Having the correct investment strategy when you reach the different stages of life will help ensure you achieve your financial goals.

STARTING OUT

Investing at an early age, rather than keeping all your spare cash in a bank or building society account that pays low rates of interest, can be a good long-term strategy. Taking on greater risk can offer the prospect of a bigger return. Young investors have sufficient time ahead of them to ride out the inevitable peaks and troughs in the stock market, and to recoup any temporary losses they might make. However, if one of your financial aims is saving money for a short-term project like a house deposit, to reach this goal you may want to opt for less risky investments.

REACHING YOUR MIDDLE YEARS

These could be your peak earnings years, so building up your pension investments should be a priority. You’ll probably face greater calls on your cash, such as raising a family or taking care of elderly relatives. But don’t overlook your own needs whilst looking after others. Having a regular review with us can ensure you keep your investments on track. Remember, you only have so many working years left to provide for your future.

WINDING DOWN

Today, more people than ever are working on past what would once have been considered normal retirement age. So, you may want to keep investing, gradually focusing more on income-producing stocks and shares as you wind down to retirement.

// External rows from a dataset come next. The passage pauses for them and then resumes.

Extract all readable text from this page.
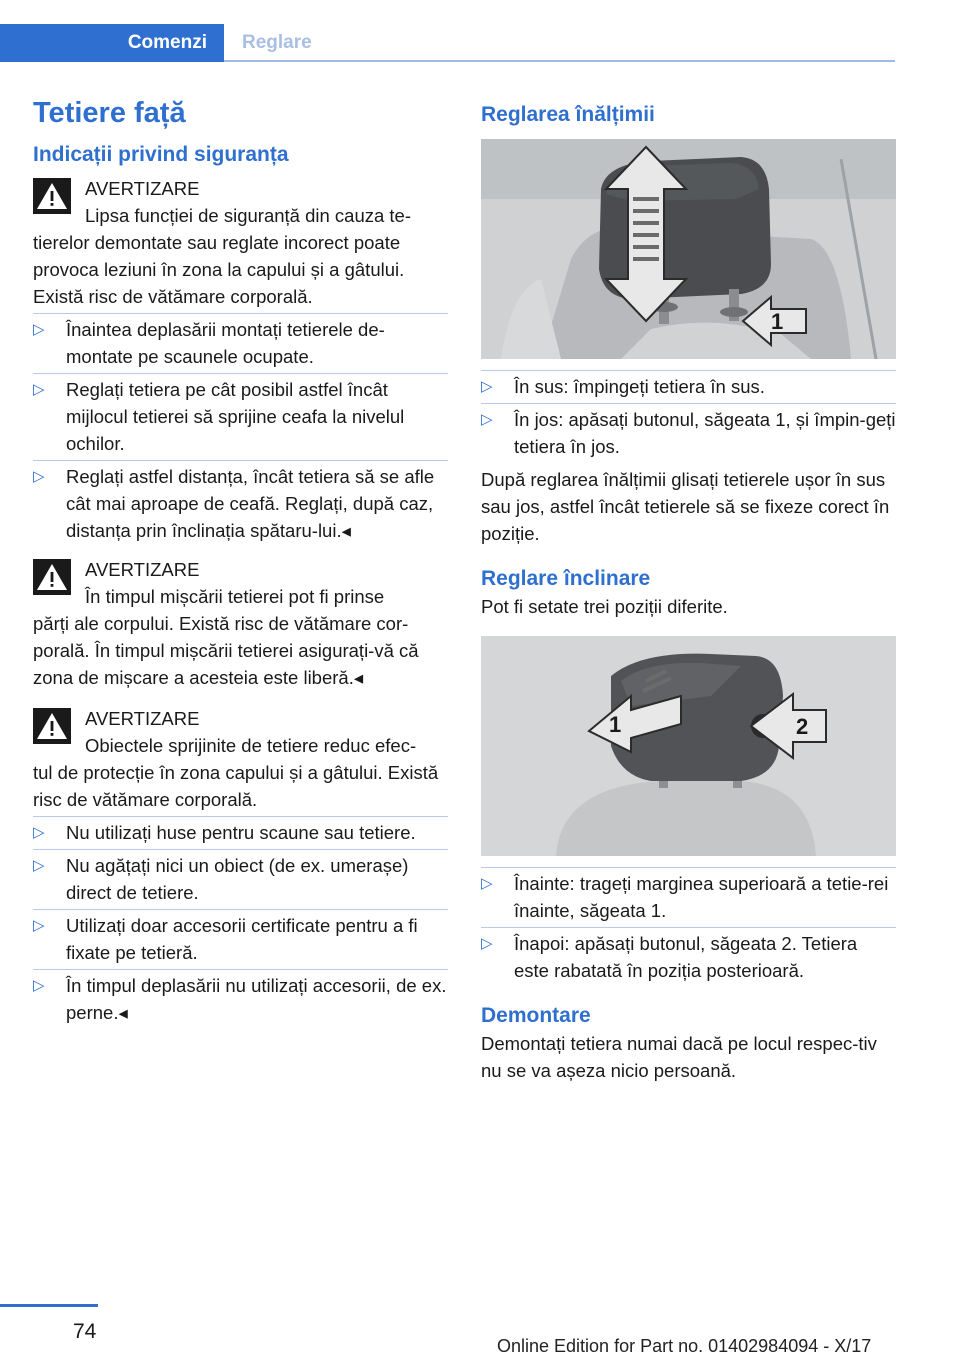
Comenzi	Reglare
Tetiere față
Indicații privind siguranța
AVERTIZARE
Lipsa funcției de siguranță din cauza te-
tierelor demontate sau reglate incorect poate provoca leziuni în zona la capului și a gâtului. Există risc de vătămare corporală.
▷ Înaintea deplasării montați tetierele de-montate pe scaunele ocupate.
▷ Reglați tetiera pe cât posibil astfel încât mijlocul tetierei să sprijine ceafa la nivelul ochilor.
▷ Reglați astfel distanța, încât tetiera să se afle cât mai aproape de ceafă. Reglați, după caz, distanța prin înclinația spătaru-lui.◂
AVERTIZARE
În timpul mișcării tetierei pot fi prinse
părți ale corpului. Există risc de vătămare cor-porală. În timpul mișcării tetierei asigurați-vă că zona de mișcare a acesteia este liberă.◂
AVERTIZARE
Obiectele sprijinite de tetiere reduc efec-
tul de protecție în zona capului și a gâtului. Există risc de vătămare corporală.
▷ Nu utilizați huse pentru scaune sau tetiere.
▷ Nu agățați nici un obiect (de ex. umerașe) direct de tetiere.
▷ Utilizați doar accesorii certificate pentru a fi fixate pe tetieră.
▷ În timpul deplasării nu utilizați accesorii, de ex. perne.◂
Reglarea înălțimii
1
▷ În sus: împingeți tetiera în sus.
▷ În jos: apăsați butonul, săgeata 1, și împin-geți tetiera în jos.

După reglarea înălțimii glisați tetierele ușor în sus sau jos, astfel încât tetierele să se fixeze corect în poziție.

Reglare înclinare

Pot fi setate trei poziții diferite.

1	2
▷ Înainte: trageți marginea superioară a tetie-rei înainte, săgeata 1.
▷ Înapoi: apăsați butonul, săgeata 2. Tetiera este rabatată în poziția posterioară.
Demontare

Demontați tetiera numai dacă pe locul respec-tiv nu se va așeza nicio persoană.

74
Online Edition for Part no. 01402984094 - X/17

You may be more concerned about protecting your wealth from stock market volatility, and at this point may want to adopt a lower risk profile.

Whatever your age, getting good advice can help you make the right investment choices.

A pension is a long-term investment. The fund value may fluctuate and can go down. Your eventual income may depend on the size of the fund at retirement, future interest rates and tax legislation.

The value of investments and income from them may go down. You may not get back the original amount invested.